When you told me you were interested, my heart soared… for about five seconds. Then I remembered Tseng. In all my time watching you, it had not escaped my attention that Tseng was also watching you. I knew from the way he looked at you that he was in love with you too. How could I do that to him? How could I force him to watch while I was happy with you? I *knew* he would never do it to me so there was no way I would put him through that.

So I turned you away that day and I know I will regret it until the day I die. At the time though, despite the pain, I knew I was doing the right thing…

How things change, eh? I get trapped in the rabble of my now nearly extinct empire, I forgot who I was and as it turns out, a lot of things that I had always taken for granted where proved to be completely false. I got my memory back just in time for Tseng to make his move on you.

I have no idea how to get past this. Perhaps that is the worst part. I cannot forgive him for listening to me as I tried to understand my feelings for you – for a man I did not even remember - when he knew that I had loved you and you had loved me too. Then the next thing I know, he is telling me that you are together… what else can I do but try and be happy for you both? After all, I read through my journals, I knew the Turks were the closest thing to family that I had. How can I let that go for the sake of a broken heart? That fact remains true with my returned memory.

I thought I would be okay before – even though we were not together, I knew you were mine. You did things to keep my attention on you, picking fights, doing silly things… it helped me survive the worst days. You were the only one that I wanted and it seemed that the feeling was mutual. 'Some day.' That is what I told myself. Some day we would be together. After the old man was gone, after things settled down, after finding Sephiroth… after. Always after! Stupid, stupid child!

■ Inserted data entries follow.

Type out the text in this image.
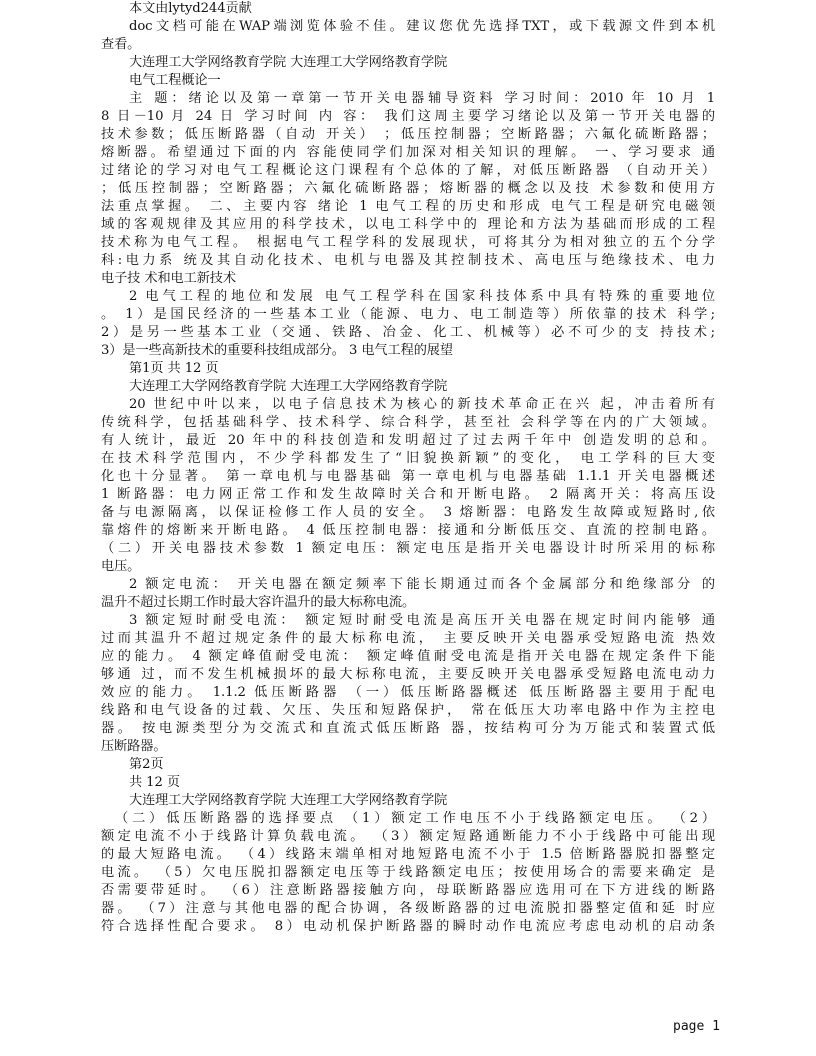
本文由lytyd244贡献
doc文档可能在WAP端浏览体验不佳。建议您优先选择TXT，或下载源文件到本机
查看。
大连理工大学网络教育学院 大连理工大学网络教育学院
电气工程概论一
主 题：绪论以及第一章第一节开关电器辅导资料 学习时间：2010 年 10 月 1
8 日－10 月 24 日 学习时间 内 容： 我们这周主要学习绪论以及第一节开关电器的
技术参数；低压断路器（自动 开关） ；低压控制器；空断路器；六氟化硫断路器；
熔断器。希望通过下面的内 容能使同学们加深对相关知识的理解。 一、学习要求 通
过绪论的学习对电气工程概论这门课程有个总体的了解，对低压断路器 （自动开关）
；低压控制器；空断路器；六氟化硫断路器；熔断器的概念以及技 术参数和使用方
法重点掌握。 二、主要内容 绪论 1 电气工程的历史和形成 电气工程是研究电磁领
域的客观规律及其应用的科学技术，以电工科学中的 理论和方法为基础而形成的工程
技术称为电气工程。 根据电气工程学科的发展现状，可将其分为相对独立的五个分学
科:电力系 统及其自动化技术、电机与电器及其控制技术、高电压与绝缘技术、电力
电子技 术和电工新技术
2 电气工程的地位和发展 电气工程学科在国家科技体系中具有特殊的重要地位
。 1）是国民经济的一些基本工业（能源、电力、电工制造等）所依靠的技术 科学;
2）是另一些基本工业（交通、铁路、冶金、化工、机械等）必不可少的支 持技术;
3）是一些高新技术的重要科技组成部分。 3 电气工程的展望
第1页 共 12 页
大连理工大学网络教育学院 大连理工大学网络教育学院
20 世纪中叶以来，以电子信息技术为核心的新技术革命正在兴 起，冲击着所有
传统科学，包括基础科学、技术科学、综合科学，甚至社 会科学等在内的广大领域。
有人统计，最近 20 年中的科技创造和发明超过了过去两千年中 创造发明的总和。
在技术科学范围内，不少学科都发生了“旧貌换新颖”的变化， 电工学科的巨大变
化也十分显著。 第一章电机与电器基础 第一章电机与电器基础 1.1.1 开关电器概述
1 断路器：电力网正常工作和发生故障时关合和开断电路。 2 隔离开关：将高压设
备与电源隔离，以保证检修工作人员的安全。 3 熔断器：电路发生故障或短路时,依
靠熔件的熔断来开断电路。 4 低压控制电器：接通和分断低压交、直流的控制电路。
（二）开关电器技术参数 1 额定电压：额定电压是指开关电器设计时所采用的标称
电压。
2 额定电流： 开关电器在额定频率下能长期通过而各个金属部分和绝缘部分 的
温升不超过长期工作时最大容许温升的最大标称电流。
3 额定短时耐受电流： 额定短时耐受电流是高压开关电器在规定时间内能够 通
过而其温升不超过规定条件的最大标称电流， 主要反映开关电器承受短路电流 热效
应的能力。 4 额定峰值耐受电流： 额定峰值耐受电流是指开关电器在规定条件下能
够通 过，而不发生机械损坏的最大标称电流，主要反映开关电器承受短路电流电动力
效应的能力。 1.1.2 低压断路器 （一）低压断路器概述 低压断路器主要用于配电
线路和电气设备的过载、欠压、失压和短路保护， 常在低压大功率电路中作为主控电
器。 按电源类型分为交流式和直流式低压断路 器，按结构可分为万能式和装置式低
压断路器。
第2页
共 12 页
大连理工大学网络教育学院 大连理工大学网络教育学院
（二）低压断路器的选择要点 （1）额定工作电压不小于线路额定电压。 （2）
额定电流不小于线路计算负载电流。 （3）额定短路通断能力不小于线路中可能出现
的最大短路电流。 （4）线路末端单相对地短路电流不小于 1.5 倍断路器脱扣器整定
电流。 （5）欠电压脱扣器额定电压等于线路额定电压；按使用场合的需要来确定 是
否需要带延时。 （6）注意断路器接触方向，母联断路器应选用可在下方进线的断路
器。 （7）注意与其他电器的配合协调，各级断路器的过电流脱扣器整定值和延 时应
符合选择性配合要求。 8）电动机保护断路器的瞬时动作电流应考虑电动机的启动条
page 1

You never bother trying to get or keep my attention any more. In fact, it is about all I can do to get you to make eye contact with me. I miss you. I cannot bring myself to hate *you* though. You can only be rejected so many times before you give up altogether, right? I think he is making you happier than I ever could and for that at least, I am glad. You deserve happiness.

Tseng though… how can I forget this? Or forgive? I hope you have not picked up on it though. I would hate to make you feel bad for finding happiness somewhere. Over the years, my mask of indifference has gotten better. Sometimes I think, it has become my actual face… can anyone even see past it any more? Would I want them to? It does not matter much, I guess. No one is looking so why worry? You were really the only person that ever bothered to look closely enough to see me.

I do wish though, that his office were not right beside mine. To hear you both… it kills me. Sometimes I wonder if maybe you are so loud just to make me hurt a little more but I do not really believe that. You never seem bothered about me now so why would you care enough to do that?

I am getting sidetracked again, am I not? I was talking about Tseng… He no longer feels like a father to me. Not just because of the fact that he took you away from me but he has distanced himself from me too. I am sure that is at least partly my fault but I just cannot shake off the feeling of betrayal. Then again, maybe now that your attention is no longer on me, he does not feel the need to bother with me at all.

It has made me realise some things though - if you should ever split up, I will be there. I will not hold back. I will not stop for anyone. If there is even the smallest chance that you could love me again, I will do anything in my power to rekindle that spark and to hell with what anyone else thinks or wants!

We would have been great together, Reno. I hope some day I get the chance to prove to you that we still could be. I am willing to wait however long it takes. I love you, I always will.